SUTAN SIREGAR/SUMUT POS
DEMO_Ratusan nelayan yang tergabung dalam Aliansi Nelayan Sumatera Utara berunjuk rasa di depan gedung DPRD Sumut Jalan Imam Bonjol Medan, Senin (5/2). Mereka menolak keberadaan pukat harimau karena dapat mengurangi hasil tangkapan nelayan tradisional.

Perwakilan nelayan dari Langkat Zulham, juga bercerita bagaimana kecewaanya dengan Dinas Perikanan dan Kelautan Sumut. Menurut dia, ada main mata antara dinas perikanan dengan pengusaha kapal. “Lebih baik dinas perikanan ini dibubarkan saja kalau nggak mampu. Ini jadi bisnis , ada kucing-kucingan, ada tangkap lepas. Saya sampai berpikir, jadi teroris untuk menghapus kebatilan seperti ini. Kalau saya fitnah, saya siap ditembak mati,” ungkapnya.

Dalam pertemuan yang berlangsung, suasana sempat memanas. Para nelayan menuding anggota DPRD tidak memberikan solusi konkrit atas permasalahan mereka. Apalagi permasalahan pukat ini sudah menjadi konflik lama.

Ketua Aliansi Nelayan Sumatera Utara (ANSU) Surtrisno mengungkapkan, ada 200 ribu nelayan tradisional yang ada di Sumut. Mereka mengaku bisa mengoperasikan pukat trawl. Namun, mereka tidak mau karena masih menjaga keberlangsungan ekosistem laut. “Kami tidak akan berhenti, jika proses tidak disegerakan. Skema dari pemerintah ini sudah bagus. Januari lalu harusnya penindakan. Kami merasakan, kami diancam, ditabrak oleh nelayan modern. Kalau tidak ada perhatian dari penerintah, bisa jadi terjadi konflik sosial. Kami ingin mempertegas, apakah DPRD bisa membuat peraturan daerah,” ungkap Sutrisno.

Menyikapi ini, Anggota DPRD Sumut Mustofawiyah Sitompul bersama Wakil Ketua Komisi B Aripay Tambunan dan anggota Komisi B lainnya Zulfikar mengatakan, tuntutan para nelayan agar kapal dan alat tangkap ikan jenis pukat trawl bisa ditertibkan merupakan amanah yang diatur dalam Permen KP dan Undang-undang sejak lama. Sehingga hal ini akan segera meraka sampaikan ke pimpinan dewan untuk diteruskan ke Kementerian Kelautan dan Perikanan di Jakarta.

“Pernyataan ini akan kita sampaikan ke Kementerian Kelautan dan Perikanan.

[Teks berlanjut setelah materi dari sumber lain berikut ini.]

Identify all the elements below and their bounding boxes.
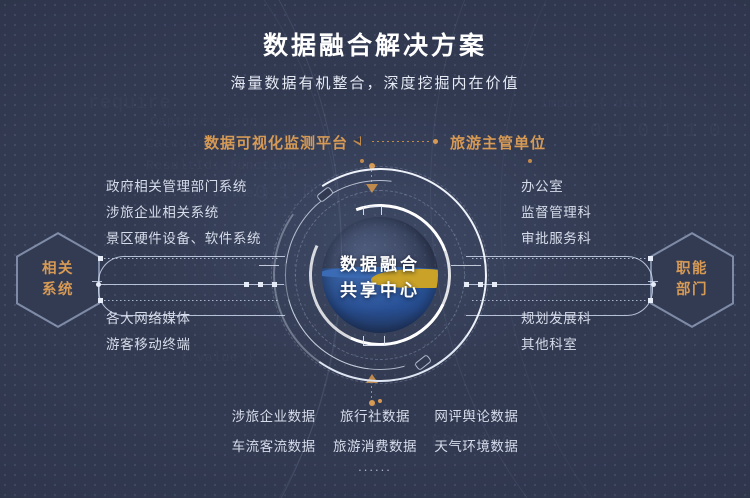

Saya tidak tahu, konstitusi yang sudah ditetapkan kenapa masih diulur-ulur. Semoga nanti ini jadi pertimbangan bagi pusat. Prinsipnya kami mendukung pernyataan sikap ini,” kata Mustofawiyah.

SUTAN SIREGAR/SUMUT POS
DEMO_Ratusan nelayan yang tergabung dalam Aliansi Nelayan Sumatera Utara berunjuk rasa di depan gedung DPRD Sumut Jalan Imam Bonjol Medan, Senin (5/2). Mereka menolak keberadaan pukat harimau karena dapat mengurangi hasil tangkapan nelayan tradisional.

Sementara terkait adanya laporan masyarakat mengenai kapal pukat trawl yang sempat ditindak namun kemudian dilepaskan kembali, Direktur Ditpol Air Polda Sumut Kombes Pol Syamsul Badhar mengakui hal tersebut. Menurutnya, itu dilakukan karena sebelumnya pada Desember 2017 lalu dalam seminar tentang kelautan, pihak Kementerian KP meminta agar kapal penangkap ikan yang beroperasi tidak sesuai aturan untuk dilakukan penyitaan alat tangkapnya dan diberikan peringatan. Perlakuan ini berbeda dengan kapal dari negara luar yang dianggap mencuri ikan di perairan Nusantara. “Jadi apa yang saya lakukan itu bukan di bawah tangan. Saya laporkan kepada publik dan ke pimpinan. Ini sudah saya antisipasi sebelum 31 Desember 2017, berakhirnya surat edaran dari Dirjen Tangkap (Kemen KP). Jadi diminta agar dikasi peringatan dulu, kalau melanggar lagi, tangkap,” sebutnya yang mengaku menghadirkan pihak DItjen Tangkap dan PSDKP Belawan terkait penangkapan kapal.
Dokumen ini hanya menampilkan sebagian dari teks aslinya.